Miriam was put in isolation for seven days to get over being white. What did she think about during that time? A Jew stayed in a hospital at the Samaritan’s expense to get over being anti-Semitic. What did he think about as he was recovering? The spirit of America is in intensive care. We are in the ICU because of the ungodly, ugly things we do motivated by our fear of losing our dwindling dominance and privilege juiced up by a religion of self-pity. In these days before the inauguration, what should we be thinking about?
Think about this. The one thing you and I and everybody else walked away with on January 6 was having suffered. If we are to start again, we have to begin in something we hold in common—in suffering. Think about this: Jesus was made to suffer and die like you would punish a slave. He suffered as one of the despised. Look at Jesus on the Cross! Look at the suffering human sin causes!

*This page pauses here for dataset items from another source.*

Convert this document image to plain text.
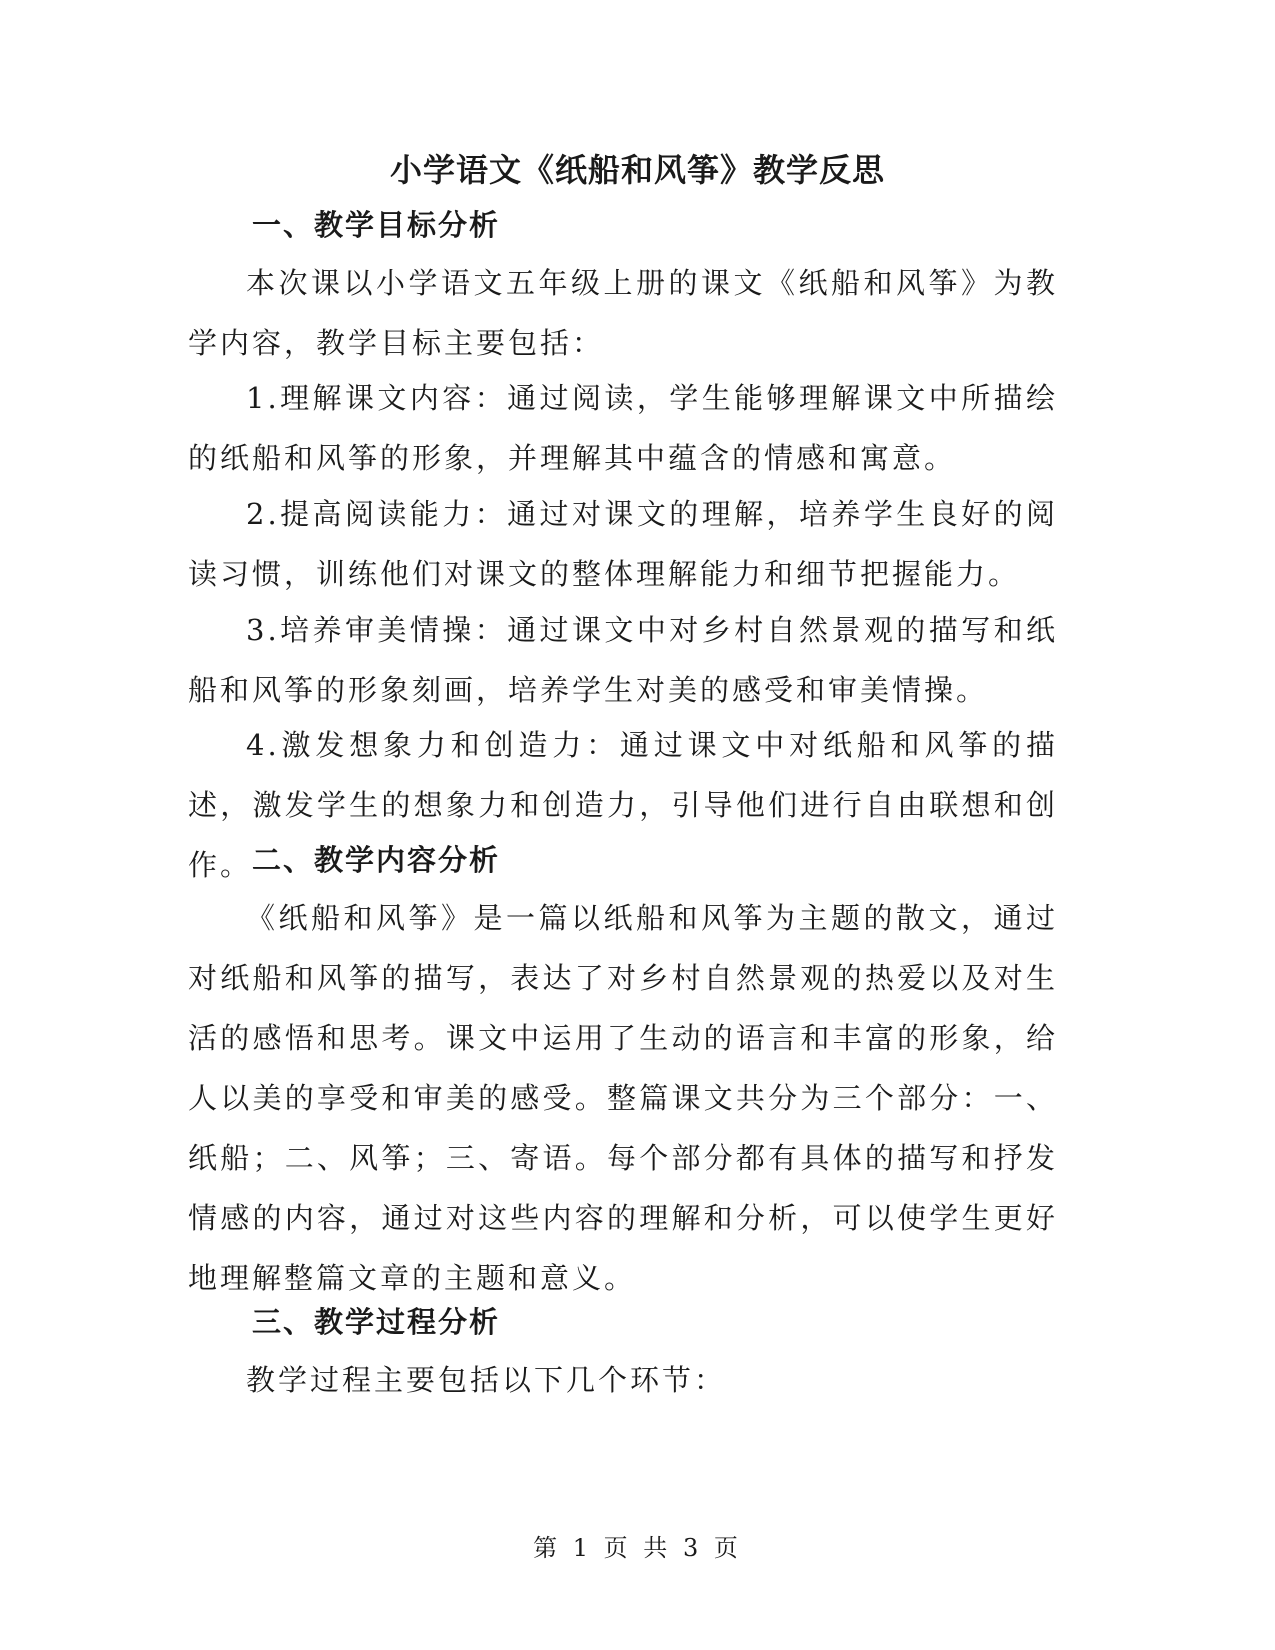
小学语文《纸船和风筝》教学反思
一、教学目标分析

本次课以小学语文五年级上册的课文《纸船和风筝》为教学内容，教学目标主要包括：

1.理解课文内容：通过阅读，学生能够理解课文中所描绘的纸船和风筝的形象，并理解其中蕴含的情感和寓意。

2.提高阅读能力：通过对课文的理解，培养学生良好的阅读习惯，训练他们对课文的整体理解能力和细节把握能力。

3.培养审美情操：通过课文中对乡村自然景观的描写和纸船和风筝的形象刻画，培养学生对美的感受和审美情操。

4.激发想象力和创造力：通过课文中对纸船和风筝的描述，激发学生的想象力和创造力，引导他们进行自由联想和创作。 二、教学内容分析

《纸船和风筝》是一篇以纸船和风筝为主题的散文，通过对纸船和风筝的描写，表达了对乡村自然景观的热爱以及对生活的感悟和思考。课文中运用了生动的语言和丰富的形象，给人以美的享受和审美的感受。整篇课文共分为三个部分：一、纸船；二、风筝；三、寄语。每个部分都有具体的描写和抒发情感的内容，通过对这些内容的理解和分析，可以使学生更好地理解整篇文章的主题和意义。

三、教学过程分析

教学过程主要包括以下几个环节：

第 1 页 共 3 页
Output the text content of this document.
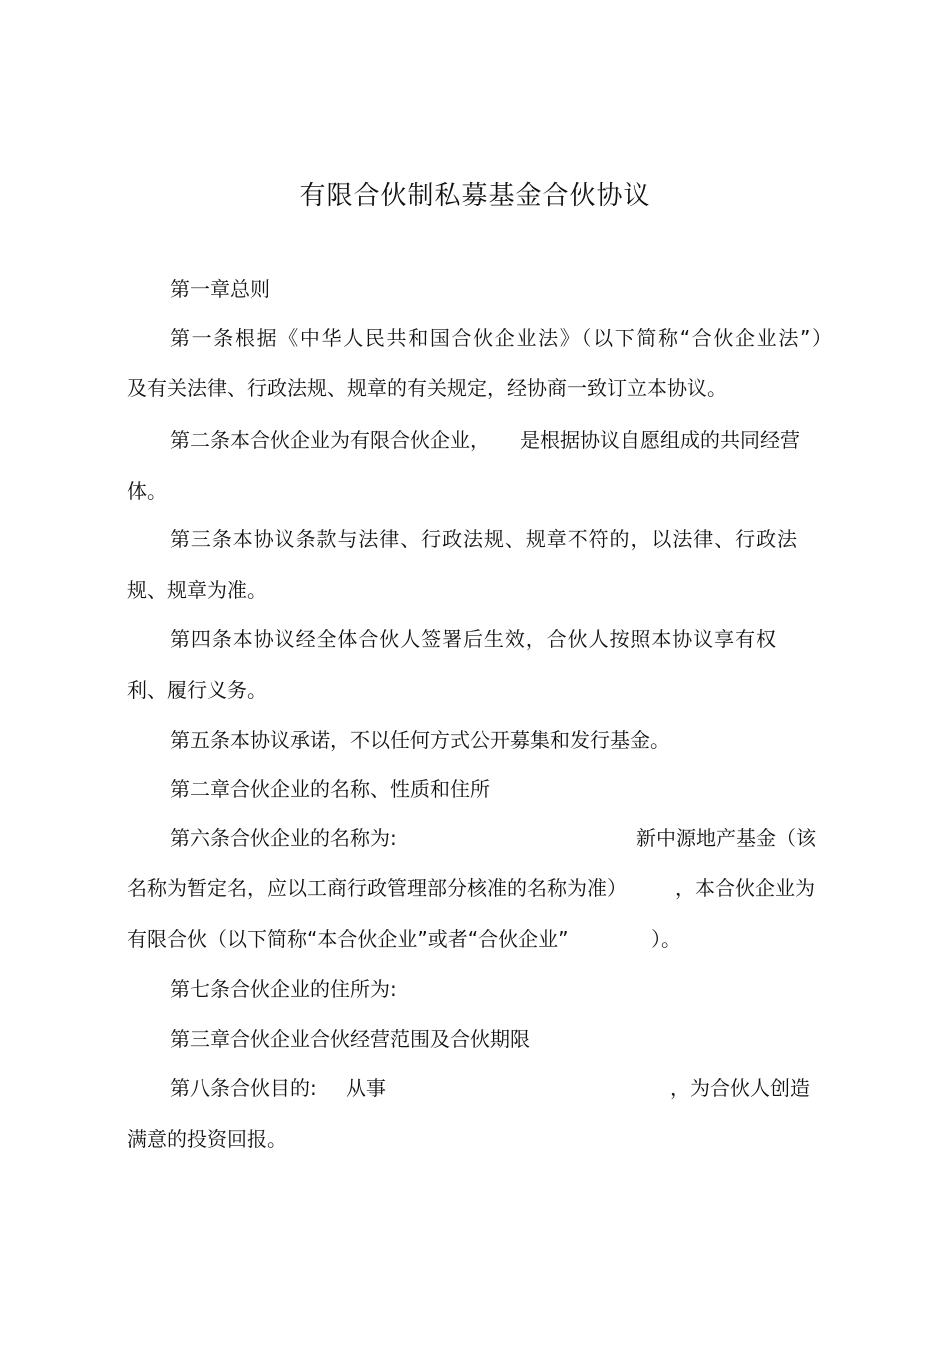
有限合伙制私募基金合伙协议
第一章总则
第一条根据《中华人民共和国合伙企业法》（以下简称“合伙企业法”）
及有关法律、行政法规、规章的有关规定，经协商一致订立本协议。
第二条本合伙企业为有限合伙企业， 是根据协议自愿组成的共同经营
体。
第三条本协议条款与法律、行政法规、规章不符的，以法律、行政法
规、规章为准。
第四条本协议经全体合伙人签署后生效，合伙人按照本协议享有权
利、履行义务。
第五条本协议承诺，不以任何方式公开募集和发行基金。
第二章合伙企业的名称、性质和住所
第六条合伙企业的名称为:	新中源地产基金（该
名称为暂定名，应以工商行政管理部分核准的名称为准） ，本合伙企业为
有限合伙（以下简称“本合伙企业”或者“合伙企业”	）。
第七条合伙企业的住所为:
第三章合伙企业合伙经营范围及合伙期限
第八条合伙目的: 从事	，为合伙人创造
满意的投资回报。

I’m going to tell you something that only Christianity will tell you about suffering: God raised the suffering Jesus from the dead, and he bears in his resurrected body the marks of his wounds. Your suffering sticks to the wounds of the resurrected-crucified Jesus. And his resurrection makes something wonderful happen. God pours into our wounds the grace and love of our Lord Jesus Christ. That love will keep us afloat as together we walk the healing path from suffering to endurance to character to hope.
God holds the hope for the suffering. God holds the hope for America to be “out of many, one nation.” God’s love makes this hope a sure foundation on which to build back better again. No one can come and take that hope from us. Notice that the chain of healing goes from suffering to hope, not from suffering to cure. That’s important. Because hope stands at the end of the chain of healing that means that all along the way “better is better.”
Let us strive for and celebrate the “better” until that day when our striving shall cease, and God will bring in a “more perfect union.”